Posłużyły do tego dawno już odkryte, lecz stosowane tylko w technice triony — kryształki kwarcu, których strukturę cząsteczkową można trwale zmieniać działaniem drgań elektrycznych. Nie większy od ziarnka piasku kryształek mógł zawrzeć w sobie ilość informacji równoważną starożytnej encyklopedii. Reforma nie ograniczyła się tylko do zmiany sposobów zapisu; decydujące było wprowadzenie jakościowo nowego sposobu korzystania z trionów. Stworzona została jedyna na całej kuli ziemskiej Biblioteka Trionowa, w której odtąd miały być magazynowane wszelkie bez wyjątku płody pracy umysłowej. Specjalnie wiele trudu pochłonęło przełożenie na język współczesny dzieł odziedziczonych po kulturach starożytnych, dla umieszczenia ich w Bibliotece Trionowej. Ten gigantyczny zbiór tworów umysłowości ludzkiej posiada urządzenia umożliwiające każdemu mieszkańcowi Ziemi doraźne korzystanie z dowolnej, byle utrwalonej w jednym z miliardów kryształów informacji, a to dzięki prostemu urządzeniu radiotelewizyjnemu.

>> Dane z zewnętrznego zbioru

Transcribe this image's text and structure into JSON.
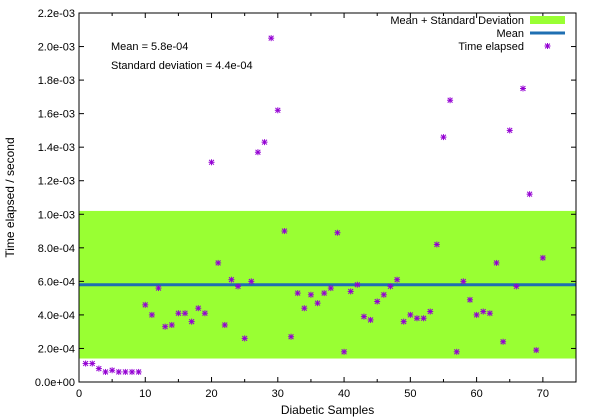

Triony służyły również jako sterowniki dla… drukarek 3D!

Trion może magazynować nie tylko obrazy świetlne, sprowadzone do zmian jego struktury krystalicznej, a więc podobizny stronic książkowych, nie tylko wszelkiego rodzaju fotografie, mapy, obrazy, wykresy czy tablice, jednym słowem wszystko, co można przedstawić w sposób dostępny odczytaniu wzrokiem. Trion może magazynować równie łatwo dźwięki, a więc głos ludzki, jak i muzykę, istnieje też metoda zapisu woni — krótko mówiąc, każda postrzegalna zmysłami rzecz może zostać utrwalona, przechowana i na żądanie przekazana odbiorcy. Wreszcie trion może zawierać zapis „recepty produkcyjnej”. Połączony z nim drogą radiową automat wykonuje potrzebny odbiorcy przedmiot i w taki sposób mogą zostać zaspokojone nawet najwymyślniejsze zachcianki fantastów pragnących mieć meble w stylu starożytnym czy najniezwyklejsze odzienie, trudno bowiem rozsyłać we wszystkie części Ziemi niewyobrażalną różnorodność dóbr, jakich może ktoś z rzadka zapragnąć.

Znana i ceniona firma Crative od dawna produkuje znane i cenione karty dźwiękowe do komputerów pod wspólną nazwą Sound Blaster. Niestety, żadna polska firma nie pokusiła się o wdrożenie do produkcji karty zapachowej — Swąd Blaster, choć przymierzano się. Jak więc widać treść wspaniała, język niekoniecznie. Jednak aby wymyślić w 1955 roku trion, czyli pamięć półprzewodnikową, ROM, coś, z czym dziś spotykamy się na co dzień praktycznie we wszystkich urządzeniach, trzeba dysponować nieograniczoną wyobraźnią. Warto pamiętać, że w owych czasach pracowano nad tranzystorami germanowymi, a tranzystor na bazie krzemu zbudował Gordon Teala pracujący w Texas Instruments dopiero w 1954 roku! Zaś Lem przewidział, że przyszłość należy nie do innych półprzewodników, lecz do kwarcu!

Co światli ludzie w powieści Bradbury’ego zrobili, by uratować literacką spuściznę ludzkości? Uczyli się książek na pamięć. Bradbury’emu nie przyszło do głowy, że w w miarę postępów cywilizacji ludzie zamiast książki archiwizować dla potomnych zaczną je poprawiać, cenzurować i skazywać autorów na niebyt i zapomnienie w bardziej przemyślny i skuteczny sposób — po prostu nie wydając ich dzieł.

Miałem zamiar napisać o tym co przeczytałem, a napisałem… co napisałem. W tej sytuacji nie pozostaje mi nic innego, jak do meritum przejść następnym razem.